Third, Harmon contends that Unum’s November 2017 vocational analysis improperly
looked at Miami instead of Memphis and that Unum changed its opinion unreasonably quickly.
But Harmon himself reported in September 2017 that he lived in Miami. And Unum’s change in
opinion came from two material updates it received after its prior review two years before: (1) that
Harmon could complete light work, and (2) that he moved to Miami from Memphis. Thus, the
change in opinion was reasonable.
Finally, Harmon levels a separate claim that Unum’s dual role of both paying benefits and
determining eligibility created a conflict of interest that affected his claim. But an alleged conflict
matters only if there is also “evidence suggesting that the conflict materialized in a concrete way
to influence the administrator’s decisional process.” Autran v. Procter & Gamble Health & Long-
6 No. 23-5619, Harmon v. Unum Life Ins. Co. of Am.

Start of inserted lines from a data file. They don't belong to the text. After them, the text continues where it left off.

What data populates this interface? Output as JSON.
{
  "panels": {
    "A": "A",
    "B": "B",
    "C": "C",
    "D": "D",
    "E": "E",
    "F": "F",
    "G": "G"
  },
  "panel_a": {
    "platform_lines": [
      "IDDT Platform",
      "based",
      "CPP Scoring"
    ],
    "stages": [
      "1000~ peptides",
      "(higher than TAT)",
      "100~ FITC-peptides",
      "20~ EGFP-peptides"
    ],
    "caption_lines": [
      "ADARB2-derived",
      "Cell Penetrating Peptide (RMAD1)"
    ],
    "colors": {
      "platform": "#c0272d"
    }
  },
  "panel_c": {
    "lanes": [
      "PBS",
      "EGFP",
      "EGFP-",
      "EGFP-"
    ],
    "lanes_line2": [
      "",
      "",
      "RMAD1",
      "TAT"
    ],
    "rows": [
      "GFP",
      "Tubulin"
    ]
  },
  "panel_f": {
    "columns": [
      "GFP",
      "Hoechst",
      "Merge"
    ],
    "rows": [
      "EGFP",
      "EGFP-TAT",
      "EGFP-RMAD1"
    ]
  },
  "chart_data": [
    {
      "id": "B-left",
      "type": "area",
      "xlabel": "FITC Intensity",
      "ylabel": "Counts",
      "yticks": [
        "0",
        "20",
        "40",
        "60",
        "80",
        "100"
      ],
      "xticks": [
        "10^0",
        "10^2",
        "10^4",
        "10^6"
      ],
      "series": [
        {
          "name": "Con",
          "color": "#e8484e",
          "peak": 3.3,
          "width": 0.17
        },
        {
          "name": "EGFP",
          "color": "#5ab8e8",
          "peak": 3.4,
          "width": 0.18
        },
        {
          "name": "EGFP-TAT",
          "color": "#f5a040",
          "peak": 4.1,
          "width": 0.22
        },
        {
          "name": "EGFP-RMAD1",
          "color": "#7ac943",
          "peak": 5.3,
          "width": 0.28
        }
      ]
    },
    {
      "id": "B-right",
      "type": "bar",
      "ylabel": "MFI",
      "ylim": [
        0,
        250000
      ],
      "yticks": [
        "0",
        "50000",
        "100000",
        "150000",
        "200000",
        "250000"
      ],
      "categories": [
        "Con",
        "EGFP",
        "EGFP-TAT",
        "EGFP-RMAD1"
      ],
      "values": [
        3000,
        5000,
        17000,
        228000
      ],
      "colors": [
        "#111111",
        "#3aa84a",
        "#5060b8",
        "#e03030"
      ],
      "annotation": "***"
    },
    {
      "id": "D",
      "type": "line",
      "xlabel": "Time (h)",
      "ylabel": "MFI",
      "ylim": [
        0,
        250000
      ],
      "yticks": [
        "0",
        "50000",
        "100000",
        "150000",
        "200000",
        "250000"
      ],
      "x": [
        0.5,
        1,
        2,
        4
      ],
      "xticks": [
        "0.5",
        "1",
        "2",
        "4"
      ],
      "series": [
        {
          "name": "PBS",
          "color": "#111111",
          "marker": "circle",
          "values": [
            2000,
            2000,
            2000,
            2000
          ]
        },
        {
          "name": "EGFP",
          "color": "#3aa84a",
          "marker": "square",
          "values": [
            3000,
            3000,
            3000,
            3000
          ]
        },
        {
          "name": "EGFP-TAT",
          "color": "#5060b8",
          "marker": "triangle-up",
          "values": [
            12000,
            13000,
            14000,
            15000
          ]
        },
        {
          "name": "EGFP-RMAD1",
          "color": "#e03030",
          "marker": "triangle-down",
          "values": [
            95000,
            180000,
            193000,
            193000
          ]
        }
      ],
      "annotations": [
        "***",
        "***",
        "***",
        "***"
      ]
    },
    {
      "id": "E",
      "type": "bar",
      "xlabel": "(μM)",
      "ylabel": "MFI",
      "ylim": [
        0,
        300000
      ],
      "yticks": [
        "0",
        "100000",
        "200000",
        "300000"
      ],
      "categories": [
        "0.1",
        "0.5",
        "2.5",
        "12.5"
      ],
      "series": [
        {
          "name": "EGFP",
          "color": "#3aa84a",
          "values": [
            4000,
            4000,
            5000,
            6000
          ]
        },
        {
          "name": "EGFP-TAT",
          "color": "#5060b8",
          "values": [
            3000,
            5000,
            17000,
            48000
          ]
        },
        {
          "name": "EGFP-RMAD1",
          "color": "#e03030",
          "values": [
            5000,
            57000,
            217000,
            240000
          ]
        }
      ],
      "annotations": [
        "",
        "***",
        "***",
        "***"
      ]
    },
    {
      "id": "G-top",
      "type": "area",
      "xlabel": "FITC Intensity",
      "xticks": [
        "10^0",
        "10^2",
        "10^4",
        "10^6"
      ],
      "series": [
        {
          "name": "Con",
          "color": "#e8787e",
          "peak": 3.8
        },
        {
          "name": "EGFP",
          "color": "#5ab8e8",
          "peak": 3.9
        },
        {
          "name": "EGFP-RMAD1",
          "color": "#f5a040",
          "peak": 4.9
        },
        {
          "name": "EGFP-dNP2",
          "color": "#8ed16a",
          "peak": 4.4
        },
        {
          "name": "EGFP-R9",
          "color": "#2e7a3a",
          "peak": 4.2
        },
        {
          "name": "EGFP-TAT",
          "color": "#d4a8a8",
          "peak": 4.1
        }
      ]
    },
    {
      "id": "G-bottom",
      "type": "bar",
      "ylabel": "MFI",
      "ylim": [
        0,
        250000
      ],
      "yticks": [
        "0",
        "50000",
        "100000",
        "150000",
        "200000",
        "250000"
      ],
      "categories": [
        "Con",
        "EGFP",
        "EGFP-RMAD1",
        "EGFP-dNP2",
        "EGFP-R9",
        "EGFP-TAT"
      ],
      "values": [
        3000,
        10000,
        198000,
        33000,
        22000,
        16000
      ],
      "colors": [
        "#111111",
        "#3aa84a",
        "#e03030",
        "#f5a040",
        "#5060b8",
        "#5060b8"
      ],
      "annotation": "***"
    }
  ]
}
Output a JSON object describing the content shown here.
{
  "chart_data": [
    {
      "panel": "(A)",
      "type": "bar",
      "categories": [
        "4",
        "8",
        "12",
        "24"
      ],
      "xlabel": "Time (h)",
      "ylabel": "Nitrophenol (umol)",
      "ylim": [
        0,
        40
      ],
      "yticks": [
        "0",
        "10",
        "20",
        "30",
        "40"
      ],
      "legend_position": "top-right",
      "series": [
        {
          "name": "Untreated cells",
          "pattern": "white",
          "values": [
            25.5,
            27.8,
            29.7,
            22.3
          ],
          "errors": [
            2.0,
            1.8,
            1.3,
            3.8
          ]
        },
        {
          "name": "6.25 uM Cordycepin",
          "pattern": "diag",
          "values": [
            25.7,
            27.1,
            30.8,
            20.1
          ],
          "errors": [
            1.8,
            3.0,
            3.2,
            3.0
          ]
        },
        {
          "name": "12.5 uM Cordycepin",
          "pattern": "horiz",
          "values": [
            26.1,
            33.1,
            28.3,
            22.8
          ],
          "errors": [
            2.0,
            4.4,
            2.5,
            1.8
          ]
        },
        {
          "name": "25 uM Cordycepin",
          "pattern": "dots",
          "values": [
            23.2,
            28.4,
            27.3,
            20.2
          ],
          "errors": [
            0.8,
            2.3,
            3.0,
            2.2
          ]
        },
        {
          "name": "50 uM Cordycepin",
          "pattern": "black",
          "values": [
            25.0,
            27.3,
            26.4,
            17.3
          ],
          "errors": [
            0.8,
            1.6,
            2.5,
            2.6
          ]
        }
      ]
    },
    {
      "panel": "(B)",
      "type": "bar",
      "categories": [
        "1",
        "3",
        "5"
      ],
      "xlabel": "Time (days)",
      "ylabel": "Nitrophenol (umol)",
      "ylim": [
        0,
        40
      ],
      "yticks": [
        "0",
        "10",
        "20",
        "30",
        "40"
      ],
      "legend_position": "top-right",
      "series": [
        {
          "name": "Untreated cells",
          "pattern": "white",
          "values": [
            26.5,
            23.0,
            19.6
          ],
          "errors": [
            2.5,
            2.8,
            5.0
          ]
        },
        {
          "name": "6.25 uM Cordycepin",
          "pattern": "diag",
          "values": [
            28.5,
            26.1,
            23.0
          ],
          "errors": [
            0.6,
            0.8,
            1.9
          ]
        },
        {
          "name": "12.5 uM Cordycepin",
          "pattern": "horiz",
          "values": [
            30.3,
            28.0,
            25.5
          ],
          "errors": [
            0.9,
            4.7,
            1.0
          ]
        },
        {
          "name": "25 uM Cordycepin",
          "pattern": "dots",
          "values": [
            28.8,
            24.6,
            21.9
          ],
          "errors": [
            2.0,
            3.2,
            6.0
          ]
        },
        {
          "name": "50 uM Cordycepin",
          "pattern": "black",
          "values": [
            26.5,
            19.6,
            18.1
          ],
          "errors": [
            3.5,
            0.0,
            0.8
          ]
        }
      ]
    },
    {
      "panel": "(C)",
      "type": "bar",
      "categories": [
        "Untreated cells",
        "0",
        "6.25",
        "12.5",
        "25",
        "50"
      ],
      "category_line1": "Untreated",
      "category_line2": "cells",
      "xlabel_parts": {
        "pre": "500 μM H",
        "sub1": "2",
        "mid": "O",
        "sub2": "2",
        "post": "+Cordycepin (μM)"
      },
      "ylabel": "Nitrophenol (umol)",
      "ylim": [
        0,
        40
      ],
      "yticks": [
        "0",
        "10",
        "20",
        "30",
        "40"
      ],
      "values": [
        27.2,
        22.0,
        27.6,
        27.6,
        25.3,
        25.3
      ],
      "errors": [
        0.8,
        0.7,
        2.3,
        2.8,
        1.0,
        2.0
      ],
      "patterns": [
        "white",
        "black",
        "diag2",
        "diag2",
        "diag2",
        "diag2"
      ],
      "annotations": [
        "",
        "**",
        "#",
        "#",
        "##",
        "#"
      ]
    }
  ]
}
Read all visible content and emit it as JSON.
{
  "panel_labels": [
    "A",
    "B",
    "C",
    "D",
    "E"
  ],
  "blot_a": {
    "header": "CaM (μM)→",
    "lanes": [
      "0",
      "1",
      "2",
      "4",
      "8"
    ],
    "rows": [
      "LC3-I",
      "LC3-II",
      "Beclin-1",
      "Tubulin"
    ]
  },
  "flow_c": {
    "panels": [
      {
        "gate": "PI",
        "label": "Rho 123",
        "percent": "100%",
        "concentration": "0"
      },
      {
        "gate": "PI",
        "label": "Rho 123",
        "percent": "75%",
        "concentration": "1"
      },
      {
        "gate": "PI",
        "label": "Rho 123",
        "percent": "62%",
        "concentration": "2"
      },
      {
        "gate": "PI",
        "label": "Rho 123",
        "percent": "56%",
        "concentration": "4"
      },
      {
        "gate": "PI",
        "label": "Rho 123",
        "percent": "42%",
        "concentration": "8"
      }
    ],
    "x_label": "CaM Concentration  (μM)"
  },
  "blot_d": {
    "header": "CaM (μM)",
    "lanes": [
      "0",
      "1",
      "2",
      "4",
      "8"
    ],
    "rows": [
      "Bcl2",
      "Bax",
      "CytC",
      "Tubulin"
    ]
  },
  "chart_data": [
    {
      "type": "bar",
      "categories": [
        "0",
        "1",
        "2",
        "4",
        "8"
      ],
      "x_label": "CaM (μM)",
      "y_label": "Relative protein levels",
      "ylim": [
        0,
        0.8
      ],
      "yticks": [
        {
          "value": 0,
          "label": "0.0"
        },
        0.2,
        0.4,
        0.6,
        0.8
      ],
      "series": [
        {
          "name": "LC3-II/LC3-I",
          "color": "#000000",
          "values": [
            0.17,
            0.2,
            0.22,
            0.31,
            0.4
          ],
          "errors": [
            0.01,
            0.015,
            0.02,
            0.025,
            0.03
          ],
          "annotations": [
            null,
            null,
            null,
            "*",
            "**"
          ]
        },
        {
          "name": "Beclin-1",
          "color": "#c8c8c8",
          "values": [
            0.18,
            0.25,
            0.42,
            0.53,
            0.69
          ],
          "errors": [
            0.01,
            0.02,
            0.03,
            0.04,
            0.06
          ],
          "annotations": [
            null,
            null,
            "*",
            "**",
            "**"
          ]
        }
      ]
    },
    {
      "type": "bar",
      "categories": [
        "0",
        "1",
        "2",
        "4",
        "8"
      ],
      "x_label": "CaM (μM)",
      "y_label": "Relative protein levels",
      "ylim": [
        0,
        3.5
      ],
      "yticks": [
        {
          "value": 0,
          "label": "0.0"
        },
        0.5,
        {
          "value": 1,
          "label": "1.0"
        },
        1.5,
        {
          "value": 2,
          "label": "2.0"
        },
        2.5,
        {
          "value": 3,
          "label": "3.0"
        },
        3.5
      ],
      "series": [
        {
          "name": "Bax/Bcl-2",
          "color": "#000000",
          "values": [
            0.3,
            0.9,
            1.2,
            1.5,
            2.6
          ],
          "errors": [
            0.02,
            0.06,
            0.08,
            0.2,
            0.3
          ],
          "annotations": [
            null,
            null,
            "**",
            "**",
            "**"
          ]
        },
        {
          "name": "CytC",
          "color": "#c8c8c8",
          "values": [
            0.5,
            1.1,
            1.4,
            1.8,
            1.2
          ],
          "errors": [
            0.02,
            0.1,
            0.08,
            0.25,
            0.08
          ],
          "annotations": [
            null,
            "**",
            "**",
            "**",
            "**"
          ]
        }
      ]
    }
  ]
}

Term Disability Benefit Plan, 27 F.4th 405, 418 (6th Cir. 2022). And that evidence must be
“significant,” showing “that the conflict actually affected or motivated the decision at issue.”
Cooper, 486 F.3d at 165 (emphasis added). “[C]onclusory allegations of bias based on this
(relatively common) inherent conflict do not deserve much weight.” Autran, 27 F.4th at 418
(internal quotation marks omitted).
On top of Unum’s structural conflict of interest, Harmon points to Director Ridlon’s
weekly reports, which track the opening and termination of claims under his purview, speculating
that they impose an undue pressure to terminate benefits and led to Harmon’s own termination.
But this court has reviewed allegations of bias using these same tracking reports before and found
none. See Sandeen v. Unum Grp. Corp., No 22-5374, 2023 WL 2379012 at *2 (6th Cir. Mar. 7,
2023). And like in Sandeen, the professionals in charge of reviewing Harmon’s claim had no
access to Ridlon’s reports. Thus, Unum’s structural conflict of interest does not rebut the fact that
the ultimate decision to terminate Harmon’s benefits was “the result of a deliberate, principled
reasoning process” and “supported by substantial evidence.” Bennett, 514 F.3d at 552.
III.
For the reasons set forth above, we AFFIRM.